I am instantly forced to stare my own self-esteem issues in the face. Why do I seek his approval? What is it that I want from him that I think I can actually get? Can’t I find it in myself instead?

She continues: “I love Evan as a person. He’s a wonderful man. But you’re not in the same place. You’re more mature than he is right now, for example. Right now, here, you’re too good for him, you deserve better.” She pats me on the shoulder, then repeats herself. “I’m only going to say it once.”

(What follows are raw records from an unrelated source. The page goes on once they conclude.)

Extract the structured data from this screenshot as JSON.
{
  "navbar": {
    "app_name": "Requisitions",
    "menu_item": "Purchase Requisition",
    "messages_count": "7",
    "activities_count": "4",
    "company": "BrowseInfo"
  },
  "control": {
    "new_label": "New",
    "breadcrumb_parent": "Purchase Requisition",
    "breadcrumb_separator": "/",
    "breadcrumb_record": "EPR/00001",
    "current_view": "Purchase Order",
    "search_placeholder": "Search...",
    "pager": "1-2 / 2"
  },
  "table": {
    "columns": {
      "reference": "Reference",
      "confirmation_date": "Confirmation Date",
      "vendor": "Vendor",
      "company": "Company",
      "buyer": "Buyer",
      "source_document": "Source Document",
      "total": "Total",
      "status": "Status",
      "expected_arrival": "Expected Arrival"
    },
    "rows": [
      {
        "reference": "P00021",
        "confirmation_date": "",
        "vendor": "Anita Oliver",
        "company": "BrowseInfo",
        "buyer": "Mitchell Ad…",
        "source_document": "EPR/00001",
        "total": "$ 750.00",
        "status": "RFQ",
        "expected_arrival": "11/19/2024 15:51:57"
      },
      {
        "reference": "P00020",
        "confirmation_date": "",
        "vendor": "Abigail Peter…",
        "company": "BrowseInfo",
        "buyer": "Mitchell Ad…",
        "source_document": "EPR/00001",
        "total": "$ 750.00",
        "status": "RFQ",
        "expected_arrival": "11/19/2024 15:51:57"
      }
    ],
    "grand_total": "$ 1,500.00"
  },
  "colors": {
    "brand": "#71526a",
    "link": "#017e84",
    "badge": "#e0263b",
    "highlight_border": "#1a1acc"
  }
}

My eyes drop to the floor, not because I think I am too good for him but because I know she is right when she tells me that right now is not the time. I know Evan and I are pretending the whole evening away and even though it passes nicely, with truly interesting and genuine conversation with his parents, there is something awry. Our pretending gives us both permission to forget we’re alone for the night and even to remember the time we were so intensely attracted to each other. Yet it also makes the loneliness swell with frightening truth; it brings to life the intense wanting that goes with the territory of late-twenties-singles-all-my-friends-are-having-babies-and-getting-married complex. All of this is evidence that even in good company with wine and friends around the table, we are both still sitting there hungry in our own private hells. Hungry in a life rich with blessings, oh it seems a tragedy to be this way at times. If only it was simple to feed the soul.

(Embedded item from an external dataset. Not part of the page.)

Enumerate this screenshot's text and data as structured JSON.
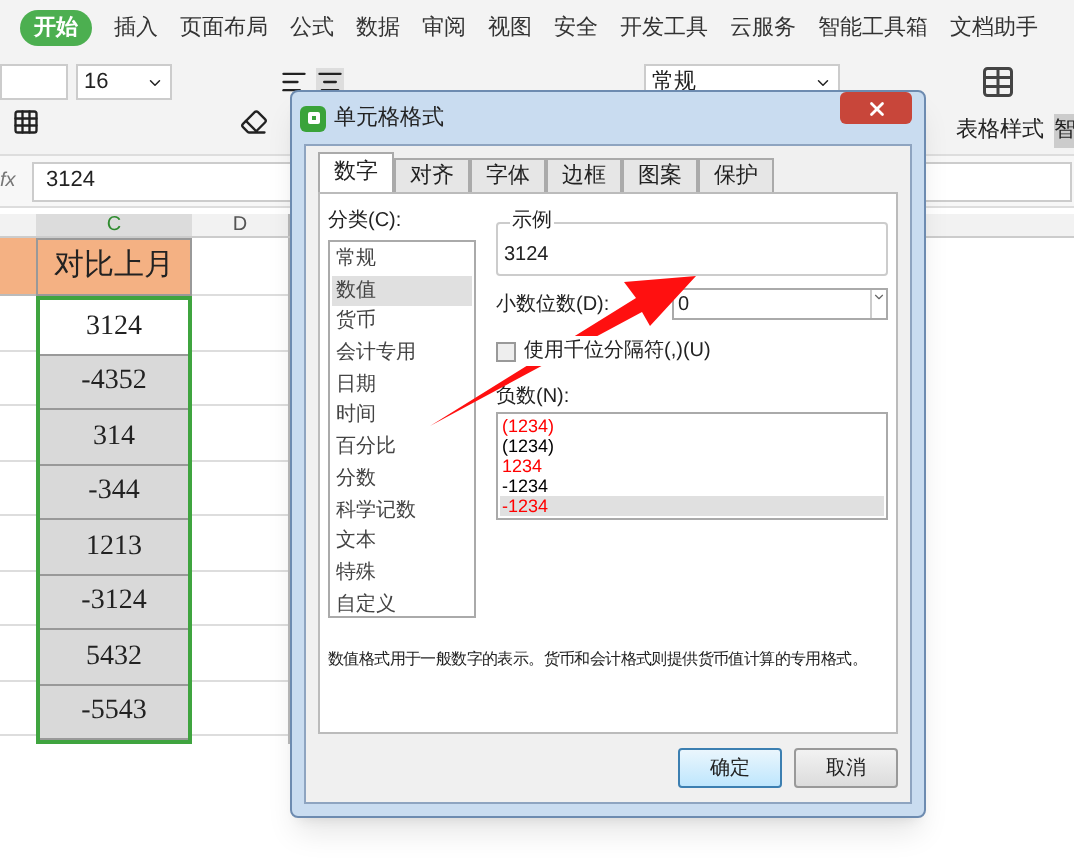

After the auction Pops takes us out to dinner but it is 9:45 p.m. in a small town. We check Dixies – closed. DT’s – closed. Tokyo’s – disgusting food and not an option, especially at the end of the night when food has been out too long under heat lamps. Foxfire – closed. That new place in the hotel with the real chef – closed. The only other place is the Blue Sky pub across the county line.

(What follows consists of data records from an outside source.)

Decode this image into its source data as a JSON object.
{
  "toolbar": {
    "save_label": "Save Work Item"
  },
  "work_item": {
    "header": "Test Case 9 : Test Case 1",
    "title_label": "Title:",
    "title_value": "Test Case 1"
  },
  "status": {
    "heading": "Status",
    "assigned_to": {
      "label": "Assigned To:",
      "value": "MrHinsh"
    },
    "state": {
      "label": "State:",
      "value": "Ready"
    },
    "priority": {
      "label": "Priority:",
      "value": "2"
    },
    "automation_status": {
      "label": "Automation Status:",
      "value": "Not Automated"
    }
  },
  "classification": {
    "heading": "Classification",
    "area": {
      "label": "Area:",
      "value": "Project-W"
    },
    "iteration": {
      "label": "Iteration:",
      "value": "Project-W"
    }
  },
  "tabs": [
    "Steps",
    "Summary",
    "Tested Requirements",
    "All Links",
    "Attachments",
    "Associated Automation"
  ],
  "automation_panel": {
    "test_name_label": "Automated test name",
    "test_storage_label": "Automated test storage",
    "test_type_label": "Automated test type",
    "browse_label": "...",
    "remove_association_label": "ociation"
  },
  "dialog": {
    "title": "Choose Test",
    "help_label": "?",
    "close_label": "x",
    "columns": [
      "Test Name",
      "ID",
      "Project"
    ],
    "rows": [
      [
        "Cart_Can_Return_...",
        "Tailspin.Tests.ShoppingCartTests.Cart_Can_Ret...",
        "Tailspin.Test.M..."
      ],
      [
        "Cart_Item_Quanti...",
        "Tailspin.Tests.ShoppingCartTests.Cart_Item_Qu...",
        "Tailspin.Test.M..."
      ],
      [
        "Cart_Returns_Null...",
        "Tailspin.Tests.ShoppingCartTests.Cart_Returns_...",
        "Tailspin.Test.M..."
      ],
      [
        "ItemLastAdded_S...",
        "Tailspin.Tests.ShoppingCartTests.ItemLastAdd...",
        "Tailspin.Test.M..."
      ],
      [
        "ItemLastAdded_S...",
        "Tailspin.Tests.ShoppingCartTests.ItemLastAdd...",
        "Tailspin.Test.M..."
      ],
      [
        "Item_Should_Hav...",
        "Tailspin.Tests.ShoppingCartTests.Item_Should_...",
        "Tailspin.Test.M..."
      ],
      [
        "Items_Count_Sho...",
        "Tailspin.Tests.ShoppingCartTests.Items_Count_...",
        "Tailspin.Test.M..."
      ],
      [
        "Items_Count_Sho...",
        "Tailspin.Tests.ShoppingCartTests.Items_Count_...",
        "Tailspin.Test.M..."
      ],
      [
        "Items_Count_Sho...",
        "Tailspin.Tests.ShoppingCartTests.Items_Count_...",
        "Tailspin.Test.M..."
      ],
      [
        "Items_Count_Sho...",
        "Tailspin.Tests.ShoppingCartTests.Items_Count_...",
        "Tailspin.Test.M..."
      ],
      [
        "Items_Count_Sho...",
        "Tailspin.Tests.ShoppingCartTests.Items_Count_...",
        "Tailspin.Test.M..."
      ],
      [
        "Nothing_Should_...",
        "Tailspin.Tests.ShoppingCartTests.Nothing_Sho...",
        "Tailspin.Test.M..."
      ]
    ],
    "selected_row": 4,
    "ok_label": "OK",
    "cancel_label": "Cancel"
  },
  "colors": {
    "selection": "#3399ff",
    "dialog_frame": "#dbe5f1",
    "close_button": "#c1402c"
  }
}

We arrive and apparently crash a party for a departing Marine. Dressed to the nines for the auction, and clearly about as un-Southern as you can get, we stick out in ways beyond repair. A cover band plays Lynyrd Skynyrd and everyone, including us, is offered pieces of puffy chocolate cake. “Good luck over there,” it reads in red, white, and blue frosting. The Marine sits awkwardly at the bar and eats sloppily like a four-year-old boy. When he walks from one end of the bar to the next it is all show. He is in full fatigues and clearly unnerved.

Pops buys us dinner, which is a club sandwich for the parents, fries for Evan, and a house salad for me. Then Pops wants to take a picture with the digital. The first one comes out lousy. “You look too serious,” he says showing me the image. I agree and we try again. “There, see, yeeessss, smile.”

Evan and I lean in and I put my arm around his waist. “There we go,” shouts Pops over the music. We smile thus sealing the deal in our night of pretend. This makes no sense at all. What the Hell am I doing? But oh on the way home Evan and I sit in the backseat and I want to hold his hand so badly. When we drop him off at his place he kisses me on the cheek, “Ciao, belle,” he says, as is his way when he is most at ease.

The parents and I drive back to the bed and breakfast where my car is parked. Pops talks the most and is just so pleased with how everything turned out. They bought my photographs at the auction and compliment me genuinely on the composition of the images. “We’re just truly grateful to you,” Pops says, “for all the kindness you’ve extended to Evan.”

“Yeah, we’ve had a good time,” I say meekly – totally unsure of what I really mean or really want or what this all boils down to. A strong voice in me says to let it be and that Evan will come to me if and when he is every ready. That I don’t want him now anyway, because he’s so clearly confused about what he wants himself. That even if I did want him it would be a farce until I got my own shit together about the perpetual attraction-repulsion of my dealings with men.

I am sitting here hungry. Which means it is perhaps the most dangerous time of all to eat.